O governo Truman também teve de lidar com os mortos civis em Hiroshima e Nagasaki, bem como com o bombardeamento incendiário americano de Tóquio, o que complicou a questão de se atribuir a culpa moral exclusivamente às autoridades japonesas.
No fim das contas, Truman optou pelo julgamento.
Ao punir uns poucos, os julgamentos em Tóquio e Nuremberg acabaram proporcionando reabilitação para quase todas as outras pessoas. Não foram perfeitos, mas permitiram responsabilizar os diretamente responsáveis, para que o resto da nação pudesse seguir com a vida e com a reconstrução do pós-guerra. Na verdade, os japoneses, depois de anos consumindo apenas a propaganda oficial, ficaram chocados ao saber das provas reveladas durante o processo.

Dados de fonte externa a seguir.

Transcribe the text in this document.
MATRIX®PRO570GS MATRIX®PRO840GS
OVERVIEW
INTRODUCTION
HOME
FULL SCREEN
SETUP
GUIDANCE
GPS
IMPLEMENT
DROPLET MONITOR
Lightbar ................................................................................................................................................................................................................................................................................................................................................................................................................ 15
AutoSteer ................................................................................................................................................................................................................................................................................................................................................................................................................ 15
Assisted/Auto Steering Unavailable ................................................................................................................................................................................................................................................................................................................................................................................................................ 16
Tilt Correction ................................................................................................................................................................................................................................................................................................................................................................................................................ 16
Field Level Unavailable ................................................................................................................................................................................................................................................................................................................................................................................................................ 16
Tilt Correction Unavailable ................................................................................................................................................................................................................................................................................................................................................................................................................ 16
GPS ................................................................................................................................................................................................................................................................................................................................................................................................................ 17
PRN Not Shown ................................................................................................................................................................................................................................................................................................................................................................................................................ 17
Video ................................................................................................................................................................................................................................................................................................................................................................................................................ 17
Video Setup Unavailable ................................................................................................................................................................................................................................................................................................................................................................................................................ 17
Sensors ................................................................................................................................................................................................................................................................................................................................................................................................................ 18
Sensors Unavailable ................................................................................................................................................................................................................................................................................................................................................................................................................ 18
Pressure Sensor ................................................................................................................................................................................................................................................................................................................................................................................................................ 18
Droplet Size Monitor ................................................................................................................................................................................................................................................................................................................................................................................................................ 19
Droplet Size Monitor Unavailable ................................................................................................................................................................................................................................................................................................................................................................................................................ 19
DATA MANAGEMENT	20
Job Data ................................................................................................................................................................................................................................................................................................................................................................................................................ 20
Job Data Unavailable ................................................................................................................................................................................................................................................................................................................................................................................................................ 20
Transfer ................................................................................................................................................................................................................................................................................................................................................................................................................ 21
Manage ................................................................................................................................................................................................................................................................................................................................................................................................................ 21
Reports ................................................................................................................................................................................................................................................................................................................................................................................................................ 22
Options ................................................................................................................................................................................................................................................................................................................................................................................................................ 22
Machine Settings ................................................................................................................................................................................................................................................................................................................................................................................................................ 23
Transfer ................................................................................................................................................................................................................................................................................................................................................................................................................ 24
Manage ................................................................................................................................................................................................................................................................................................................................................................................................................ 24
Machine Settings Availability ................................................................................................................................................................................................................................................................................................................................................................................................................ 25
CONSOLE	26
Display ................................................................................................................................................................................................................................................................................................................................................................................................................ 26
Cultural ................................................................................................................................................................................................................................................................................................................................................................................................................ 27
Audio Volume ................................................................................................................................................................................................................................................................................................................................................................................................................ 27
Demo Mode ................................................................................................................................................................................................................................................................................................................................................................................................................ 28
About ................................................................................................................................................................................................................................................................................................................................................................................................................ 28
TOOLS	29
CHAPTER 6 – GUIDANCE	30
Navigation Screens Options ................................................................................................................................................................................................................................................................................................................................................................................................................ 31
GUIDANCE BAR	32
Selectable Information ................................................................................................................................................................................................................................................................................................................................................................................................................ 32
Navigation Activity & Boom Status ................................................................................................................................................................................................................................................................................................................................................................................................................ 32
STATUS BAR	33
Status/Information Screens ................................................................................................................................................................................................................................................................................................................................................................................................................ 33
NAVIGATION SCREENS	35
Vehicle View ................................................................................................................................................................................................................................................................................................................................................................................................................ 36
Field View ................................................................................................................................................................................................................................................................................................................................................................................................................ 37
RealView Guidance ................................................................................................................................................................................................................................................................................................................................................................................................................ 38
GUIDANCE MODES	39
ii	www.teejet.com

A decisão do governo Truman de realizar um julgamento foi, em essência, política, e também o foi a decisão de não processar Hirohito, o imperador japonês. Bass fornece provas fascinantes que confirmam a culpabilidade de Hirohito na guerra, observando que, se o imperador tivesse sido processado, como alguns dos juízes e muitos outros queriam, teria enfrentado acusações muito fortes. Mas os americanos temiam que, dada sua ligação mística com o povo japonês, depor o imperador e levá-lo a julgamento pudesse levar à anarquia e ao colapso do estado.
Além disso, a Guerra Fria estava se aproximando, trazendo consigo duras realidades políticas. Os nacionalistas chineses sob o comando de Chiang Kai-shek estavam começando a perder uma guerra civil para os comunistas de Mao Tsé-Tung, e o governo Truman teve de contemplar a perda da China como amiga e parceira estratégica. No pós-guerra, ter como aliado um Japão forte e estável se tornou uma necessidade vital.
O tribunal de Tóquio também teve seus problemas: um juiz indiano votou generalizadamente a favor das absolvições; durante seu depoimento, Tojo estava “cheio de confiança” e sua retórica foi superior à do promotor americano. Mas, em última análise, Tojo, o general Iwane Matsui, que comandou o Estupro de Nanquim, e outros foram enforcados pouco depois da meia-noite de 23 de dezembro de 1948.
Enquanto isso, sob a monarquia constitucional de Hirohito, o Japão se tornava uma democracia estável e próspera – e um firme aliado americano. Em outras palavras, neste mundo tão imperfeito, onde a moralidade coexiste desconfortavelmente com a condução da política externa, o governo Truman tomou a decisão certa.
Serviço
Judgment at Tokyo: World War II on Trial and the Making of Modern Asia
- Editora: Knopf
- Autor: Gary J. Bass
- 912 páginas; R$ 464 (em inglês) | Ebook: 50,47
Robert D. Kaplan é o autor de The Loom of Time: Between Empire and Anarchy, From the Mediterranean to China. Ele ocupa a cátedra Robert Strausz-Hupé de geopolítica no Foreign Policy Research Institute.